“The mobile industry in Africa is booming,” says the GSMA in its recent African Mobile Observatory report.[hidepost=9][/hidepost]
Africa, with over 620 million mobile connections, has overtaken Latin America to become the second largest mobile market in the world, after Asia. Over the past decade, the number of mobile connections in Africa has grown an average of 30% per annum and is expected to reach 735 million by the end of 2012. (It should be noted that many Africans use more than one SIM card, meaning that the number of connections mentioned in the report is not necessarily the same as the actual mobile phone users.)

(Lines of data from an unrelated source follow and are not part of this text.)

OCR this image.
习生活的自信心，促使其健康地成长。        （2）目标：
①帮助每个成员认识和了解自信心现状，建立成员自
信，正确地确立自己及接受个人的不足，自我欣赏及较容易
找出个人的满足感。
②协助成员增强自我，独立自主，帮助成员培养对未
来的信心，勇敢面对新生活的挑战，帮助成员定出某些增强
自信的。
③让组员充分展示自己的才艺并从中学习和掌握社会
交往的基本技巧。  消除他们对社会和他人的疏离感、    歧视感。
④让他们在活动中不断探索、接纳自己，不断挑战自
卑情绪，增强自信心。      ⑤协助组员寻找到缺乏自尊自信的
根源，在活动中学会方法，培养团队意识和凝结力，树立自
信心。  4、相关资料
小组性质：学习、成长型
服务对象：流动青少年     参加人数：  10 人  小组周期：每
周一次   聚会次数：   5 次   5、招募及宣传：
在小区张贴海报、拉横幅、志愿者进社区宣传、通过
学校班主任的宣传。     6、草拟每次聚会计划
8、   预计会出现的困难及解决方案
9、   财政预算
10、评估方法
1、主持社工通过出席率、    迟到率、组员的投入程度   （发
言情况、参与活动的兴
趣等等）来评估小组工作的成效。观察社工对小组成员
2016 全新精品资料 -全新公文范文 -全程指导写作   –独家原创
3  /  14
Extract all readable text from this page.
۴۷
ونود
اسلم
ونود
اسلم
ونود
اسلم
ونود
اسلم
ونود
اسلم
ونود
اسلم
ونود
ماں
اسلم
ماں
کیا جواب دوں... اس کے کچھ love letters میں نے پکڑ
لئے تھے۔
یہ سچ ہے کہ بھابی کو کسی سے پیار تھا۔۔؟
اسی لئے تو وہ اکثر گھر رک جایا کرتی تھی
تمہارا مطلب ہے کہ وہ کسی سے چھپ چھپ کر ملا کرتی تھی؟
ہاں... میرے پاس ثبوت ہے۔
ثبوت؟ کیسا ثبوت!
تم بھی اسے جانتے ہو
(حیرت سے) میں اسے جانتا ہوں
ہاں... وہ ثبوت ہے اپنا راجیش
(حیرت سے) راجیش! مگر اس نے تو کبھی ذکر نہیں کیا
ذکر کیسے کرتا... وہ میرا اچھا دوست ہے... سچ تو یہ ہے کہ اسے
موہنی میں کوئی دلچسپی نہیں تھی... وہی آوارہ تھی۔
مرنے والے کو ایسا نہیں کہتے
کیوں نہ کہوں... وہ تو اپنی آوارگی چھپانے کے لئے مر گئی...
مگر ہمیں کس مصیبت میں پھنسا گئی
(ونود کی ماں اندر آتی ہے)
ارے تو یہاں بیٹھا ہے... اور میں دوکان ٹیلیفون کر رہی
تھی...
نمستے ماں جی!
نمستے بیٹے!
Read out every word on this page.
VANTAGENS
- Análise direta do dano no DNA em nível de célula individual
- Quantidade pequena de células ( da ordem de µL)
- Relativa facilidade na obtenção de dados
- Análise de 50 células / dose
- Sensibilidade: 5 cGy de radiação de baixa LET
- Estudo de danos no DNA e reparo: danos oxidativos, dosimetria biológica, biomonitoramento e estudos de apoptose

Strong competition between mobile operators has driven down prices and increased penetration. Price wars have been common across the continent as operators compete for market share with innovative revenue and pricing options. According to the report, operators have reduced prices an average of 18% between 2010 and 2011, making mobile connectivity more broadly affordable to the masses.
Ninety-six per cent of subscriptions are pre-paid with voice services currently dominating, however, the uptake of data services is increasing rapidly. In Kenya, for example, data revenues, including SMS, have increased by 67% over the last four years and now represent 26% of total revenues.
The mobile industry contributes US$56 billion to Africa’s economy, equivalent to 3.5% of total gross domestic product (GDP). It is estimated that the industry employs over five million Africans directly and indirectly.
However, there remains significant untapped potential. According to the report, 36% of Africans, within the 25 largest African mobile markets, still have no access to mobile services. Projections indicate that raising the whole region to 100% mobile penetration, could add an additional US$35 billion in GDP.
The mobile industry in Africa has led to economic development far beyond its immediate domain. Operators have driven the emergence of a unique industry in innovative mobile services in Africa. Mobile value-added services have been launched throughout the continent to enable and support agriculture, banking, education, healthcare and gender equality. In particular, the emergence of mobile money transfers and mobile banking puts Africa firmly at the forefront of the global mobile money industry. Beyond mobile services, the mobile industry is also contributing to rural electrical distribution with lower carbon emissions and facilitating the work of NGOs across the continent.